Update Meeting Dec 2024

Delft University of Technology

Arie van Deursen
Cynthia C. S. Liem

December 18, 2024

Status

  • Code base: In place and streamlined for reproducibility and configuration.
  • Experiments: Lots of work done and results largely supportive of idea.
    • Ran into problems on DelftBlue, which has set me back about 2 weeks.
  • Paper: Still bare-bones.
  • ICML: Potentially still possible to submit something, but this will be rushed and not “finished”.

Problems on Cluster

  • Trying to distribute:
    1. Models/experiments across processes.
    2. For each model/experiment distribute the counterfactual search across processes.
  • Out-of-memory issues, data races, …
  • Multi-processing for models & multi-threading for counterfactual search: low CPU efficiency on DelftBlue (jobs get cancelled).

High-Level Idea

Combine ideas from Energy-Based Models and Adversarial Training:

\[ \ell_{\text{clf}}(f(x),y) + \lambda_{\text{gen}} \ell_{\text{gen}}(x^\prime,x) + \lambda_{\text{adv}} \ell_{\text{clf}}(f(x^\prime),y) + \text{r} \]

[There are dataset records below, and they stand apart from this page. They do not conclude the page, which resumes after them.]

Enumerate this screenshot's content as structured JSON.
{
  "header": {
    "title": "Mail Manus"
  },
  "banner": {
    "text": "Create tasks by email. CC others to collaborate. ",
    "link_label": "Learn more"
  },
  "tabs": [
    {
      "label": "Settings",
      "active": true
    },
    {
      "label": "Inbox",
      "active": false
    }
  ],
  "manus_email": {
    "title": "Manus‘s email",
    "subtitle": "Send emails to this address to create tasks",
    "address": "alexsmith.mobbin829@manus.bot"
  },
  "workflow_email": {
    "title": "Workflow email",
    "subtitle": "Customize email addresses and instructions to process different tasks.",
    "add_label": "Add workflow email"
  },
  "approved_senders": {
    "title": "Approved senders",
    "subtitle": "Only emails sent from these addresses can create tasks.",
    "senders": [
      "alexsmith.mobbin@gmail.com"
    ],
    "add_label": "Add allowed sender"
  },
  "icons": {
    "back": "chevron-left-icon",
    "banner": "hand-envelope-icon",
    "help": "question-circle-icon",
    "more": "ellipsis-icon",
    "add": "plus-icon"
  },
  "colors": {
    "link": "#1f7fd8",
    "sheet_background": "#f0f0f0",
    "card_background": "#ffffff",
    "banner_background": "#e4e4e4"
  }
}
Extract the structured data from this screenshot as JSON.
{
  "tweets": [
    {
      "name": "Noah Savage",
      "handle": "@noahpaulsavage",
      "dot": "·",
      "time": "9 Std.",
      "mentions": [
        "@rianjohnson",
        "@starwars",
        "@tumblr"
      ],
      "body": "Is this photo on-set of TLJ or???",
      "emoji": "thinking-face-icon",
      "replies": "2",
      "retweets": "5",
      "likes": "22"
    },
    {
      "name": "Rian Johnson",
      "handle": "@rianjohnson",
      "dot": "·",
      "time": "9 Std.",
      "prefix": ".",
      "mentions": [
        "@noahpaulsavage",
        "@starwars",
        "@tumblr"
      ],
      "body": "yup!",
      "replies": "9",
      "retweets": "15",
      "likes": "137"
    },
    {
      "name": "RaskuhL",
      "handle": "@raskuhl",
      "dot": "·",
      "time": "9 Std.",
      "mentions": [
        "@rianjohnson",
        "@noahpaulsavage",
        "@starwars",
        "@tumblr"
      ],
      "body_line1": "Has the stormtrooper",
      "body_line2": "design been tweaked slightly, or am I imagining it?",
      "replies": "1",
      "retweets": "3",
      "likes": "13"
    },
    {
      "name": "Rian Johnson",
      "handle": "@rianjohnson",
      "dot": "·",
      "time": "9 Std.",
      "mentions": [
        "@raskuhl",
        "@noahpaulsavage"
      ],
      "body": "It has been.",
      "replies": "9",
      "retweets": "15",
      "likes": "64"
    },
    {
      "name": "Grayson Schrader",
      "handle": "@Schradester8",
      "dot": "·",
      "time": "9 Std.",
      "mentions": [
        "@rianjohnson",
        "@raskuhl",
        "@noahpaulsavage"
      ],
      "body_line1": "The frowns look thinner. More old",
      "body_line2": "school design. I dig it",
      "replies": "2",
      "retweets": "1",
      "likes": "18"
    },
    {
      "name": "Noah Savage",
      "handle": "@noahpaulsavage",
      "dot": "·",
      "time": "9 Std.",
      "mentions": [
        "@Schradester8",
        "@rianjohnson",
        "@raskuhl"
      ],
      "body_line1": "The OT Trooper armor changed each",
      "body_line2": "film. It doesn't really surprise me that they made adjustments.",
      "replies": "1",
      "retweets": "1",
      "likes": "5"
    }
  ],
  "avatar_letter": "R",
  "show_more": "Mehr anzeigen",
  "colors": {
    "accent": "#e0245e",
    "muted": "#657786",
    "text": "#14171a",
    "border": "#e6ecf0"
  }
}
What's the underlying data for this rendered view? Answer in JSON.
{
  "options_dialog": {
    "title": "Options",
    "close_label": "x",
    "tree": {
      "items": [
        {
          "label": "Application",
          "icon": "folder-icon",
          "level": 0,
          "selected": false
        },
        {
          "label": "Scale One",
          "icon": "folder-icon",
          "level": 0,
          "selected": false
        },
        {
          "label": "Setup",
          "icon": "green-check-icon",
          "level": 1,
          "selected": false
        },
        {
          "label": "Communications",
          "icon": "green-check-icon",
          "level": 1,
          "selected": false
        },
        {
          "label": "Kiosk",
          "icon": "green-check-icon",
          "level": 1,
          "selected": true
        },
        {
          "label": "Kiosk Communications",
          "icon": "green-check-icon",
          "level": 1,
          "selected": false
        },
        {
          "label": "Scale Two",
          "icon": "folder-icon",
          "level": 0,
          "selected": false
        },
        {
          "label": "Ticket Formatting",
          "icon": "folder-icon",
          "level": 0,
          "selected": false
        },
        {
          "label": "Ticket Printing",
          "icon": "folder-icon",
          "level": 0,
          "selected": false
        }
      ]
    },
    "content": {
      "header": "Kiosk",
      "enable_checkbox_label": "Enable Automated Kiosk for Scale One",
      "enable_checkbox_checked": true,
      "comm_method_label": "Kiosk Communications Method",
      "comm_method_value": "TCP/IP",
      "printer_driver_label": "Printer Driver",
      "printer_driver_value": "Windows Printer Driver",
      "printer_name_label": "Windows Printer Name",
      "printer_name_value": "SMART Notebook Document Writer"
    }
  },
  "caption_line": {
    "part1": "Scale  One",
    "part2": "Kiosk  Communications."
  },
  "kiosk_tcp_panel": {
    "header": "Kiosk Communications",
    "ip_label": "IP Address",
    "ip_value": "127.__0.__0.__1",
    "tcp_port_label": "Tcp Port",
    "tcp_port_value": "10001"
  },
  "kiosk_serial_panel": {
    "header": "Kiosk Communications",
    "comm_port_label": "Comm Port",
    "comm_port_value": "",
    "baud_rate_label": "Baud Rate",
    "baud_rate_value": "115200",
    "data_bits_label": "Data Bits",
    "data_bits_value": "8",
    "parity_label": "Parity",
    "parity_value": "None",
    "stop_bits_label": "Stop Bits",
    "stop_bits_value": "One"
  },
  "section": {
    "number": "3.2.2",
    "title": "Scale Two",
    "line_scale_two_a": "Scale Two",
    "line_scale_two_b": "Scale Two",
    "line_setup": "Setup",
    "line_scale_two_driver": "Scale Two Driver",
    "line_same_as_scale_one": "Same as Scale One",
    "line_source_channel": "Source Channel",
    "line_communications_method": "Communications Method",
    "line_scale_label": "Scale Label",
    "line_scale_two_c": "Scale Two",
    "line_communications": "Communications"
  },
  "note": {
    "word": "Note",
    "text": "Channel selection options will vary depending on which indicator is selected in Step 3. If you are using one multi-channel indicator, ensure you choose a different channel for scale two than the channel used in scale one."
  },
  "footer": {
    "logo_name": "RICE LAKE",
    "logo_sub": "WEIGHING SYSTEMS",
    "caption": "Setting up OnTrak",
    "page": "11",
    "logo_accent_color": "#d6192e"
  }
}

  • \(x^\prime\) are counterfactuals of \(x\).
  • \(\ell_{\text{gen}}\) is the difference in energies between observed samples and counterfactuals.
  • Counterfactuals are recycled as adversarial examples.

Training Details

During each EPOCH:

  1. Generate nce counterfactuals and distribute across mini-batches.
  2. For each batch compute:
    • Classifier loss: \(\ell_{\text{clf}}(f(x),y)\)
    • Generator loss: \(\ell_{\text{gen}}(x^\prime,x)\)
    • Adversarial loss: \(\lambda_{\text{adv}} \ell_{\text{clf}}(f(x^\prime),y)\)
  3. Backpropagate all losses and update parameters.